The Chin Human Rights Organization (CHRO) reported that a 45 year old mother was killed, and her two year old child seriously injured by a landmine planted by the military junta outside of their home in Mindat, Chin State. The infant has sustained serious head wounds, and lost both of her legs. The attack is yet another stark reminder of the horrors and atrocities that every day civilians have been forced to face.
The ongoing, increasing presence of the military junta in Karen State has forced civilians to put their livelihoods on hold. This has had worsening economic impacts for residents who are unable to earn an income and are fearful of being threatened or killed by the Myanmar Army.
The Karen National Liberation Army reported that armed clashes are increasing ‘on a regular basis’ as the junta expand their operations. Between October and November 2021, the junta recorded 355 clashes. All of the fighting poses serious risks to civilians who are at risk of being killed during artillery shells which are fired into villages, farms and plantations.
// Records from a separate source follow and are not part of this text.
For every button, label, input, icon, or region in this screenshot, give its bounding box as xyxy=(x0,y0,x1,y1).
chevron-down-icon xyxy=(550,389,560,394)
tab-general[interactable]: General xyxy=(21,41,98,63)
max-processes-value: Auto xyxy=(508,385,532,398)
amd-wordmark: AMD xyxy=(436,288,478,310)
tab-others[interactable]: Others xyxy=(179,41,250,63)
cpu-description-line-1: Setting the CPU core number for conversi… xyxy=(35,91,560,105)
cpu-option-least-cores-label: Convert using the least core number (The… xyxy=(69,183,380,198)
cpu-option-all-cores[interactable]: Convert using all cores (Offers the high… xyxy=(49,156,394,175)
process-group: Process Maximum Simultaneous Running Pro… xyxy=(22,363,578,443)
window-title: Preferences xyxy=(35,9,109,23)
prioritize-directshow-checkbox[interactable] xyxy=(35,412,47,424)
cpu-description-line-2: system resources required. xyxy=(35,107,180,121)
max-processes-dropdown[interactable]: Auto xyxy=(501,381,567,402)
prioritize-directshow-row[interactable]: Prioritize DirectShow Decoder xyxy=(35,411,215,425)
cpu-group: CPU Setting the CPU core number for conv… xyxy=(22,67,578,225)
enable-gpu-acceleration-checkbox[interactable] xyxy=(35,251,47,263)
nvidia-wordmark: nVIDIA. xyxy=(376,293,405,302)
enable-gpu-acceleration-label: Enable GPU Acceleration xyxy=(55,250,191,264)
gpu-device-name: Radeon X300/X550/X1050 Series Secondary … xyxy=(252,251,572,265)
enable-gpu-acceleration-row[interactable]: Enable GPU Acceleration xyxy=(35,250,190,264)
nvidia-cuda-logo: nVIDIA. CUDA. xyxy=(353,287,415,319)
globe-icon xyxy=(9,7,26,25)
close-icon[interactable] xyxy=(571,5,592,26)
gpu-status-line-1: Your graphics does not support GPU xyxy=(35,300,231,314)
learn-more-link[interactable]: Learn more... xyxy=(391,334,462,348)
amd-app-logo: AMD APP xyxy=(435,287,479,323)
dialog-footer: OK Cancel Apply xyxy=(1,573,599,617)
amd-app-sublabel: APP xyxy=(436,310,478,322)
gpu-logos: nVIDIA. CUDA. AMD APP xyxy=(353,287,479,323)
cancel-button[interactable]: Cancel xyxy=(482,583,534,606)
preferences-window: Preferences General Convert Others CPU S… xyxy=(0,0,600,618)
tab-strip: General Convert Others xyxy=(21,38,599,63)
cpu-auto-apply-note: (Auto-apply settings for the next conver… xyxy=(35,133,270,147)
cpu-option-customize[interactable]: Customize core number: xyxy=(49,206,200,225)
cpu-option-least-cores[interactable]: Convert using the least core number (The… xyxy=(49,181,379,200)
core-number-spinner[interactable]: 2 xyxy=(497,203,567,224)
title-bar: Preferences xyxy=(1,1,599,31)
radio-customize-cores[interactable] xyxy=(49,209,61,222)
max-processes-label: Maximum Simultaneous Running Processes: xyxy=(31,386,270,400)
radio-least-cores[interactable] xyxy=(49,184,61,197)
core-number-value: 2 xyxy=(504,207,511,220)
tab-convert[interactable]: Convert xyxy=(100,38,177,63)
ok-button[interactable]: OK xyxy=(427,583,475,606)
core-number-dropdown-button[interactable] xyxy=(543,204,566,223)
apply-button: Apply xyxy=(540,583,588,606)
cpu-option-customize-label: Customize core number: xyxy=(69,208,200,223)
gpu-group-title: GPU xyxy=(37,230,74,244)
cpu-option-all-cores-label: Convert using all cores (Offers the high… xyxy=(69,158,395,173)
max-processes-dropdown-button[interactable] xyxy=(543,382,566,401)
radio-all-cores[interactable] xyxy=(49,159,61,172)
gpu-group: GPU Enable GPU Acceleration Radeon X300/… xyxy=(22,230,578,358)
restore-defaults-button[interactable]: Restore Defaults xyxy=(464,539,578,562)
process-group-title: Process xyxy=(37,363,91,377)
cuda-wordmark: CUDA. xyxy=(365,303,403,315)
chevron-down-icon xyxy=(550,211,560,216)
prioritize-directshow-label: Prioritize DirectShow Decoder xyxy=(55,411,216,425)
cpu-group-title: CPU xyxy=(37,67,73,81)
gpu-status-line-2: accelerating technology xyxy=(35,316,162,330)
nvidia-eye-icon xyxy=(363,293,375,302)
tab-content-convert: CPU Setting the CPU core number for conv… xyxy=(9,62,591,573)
A report recently published by the Karen Peace Support Network, “Shelling Out Punishment Across Mutraw District” estimated that there were over 80,000 civilians displaced in Mutraw District as a result of target air and ground attacks.
KAYAH (KARENNI) STATE
The worsening situation in Kayah (Karenni) State has forced thousands to flee. Those who have sought safety in IDP camps have a multitude of fears, including the possibility of food running out. A local humanitarian organization expressed concern that the violence which has displaced civilians has led to food shortages. If the situation does not see any form of stability, food could run out within one or two months. Any delay in the provision of humanitarian aid only exacerbates the suffering of IDPs on the ground. Meanwhile, youth in Hpruso and Demawso Townships continue to be targeted by the military junta.
According to the Karenni Civil Society Network, over 150,000 people—more than half the population of Karenni State. Civil society organizations are working tirelessly to provide food, shelter and survival materials to those deprived of their basic access to goods and services. These efforts must be supported by the international community.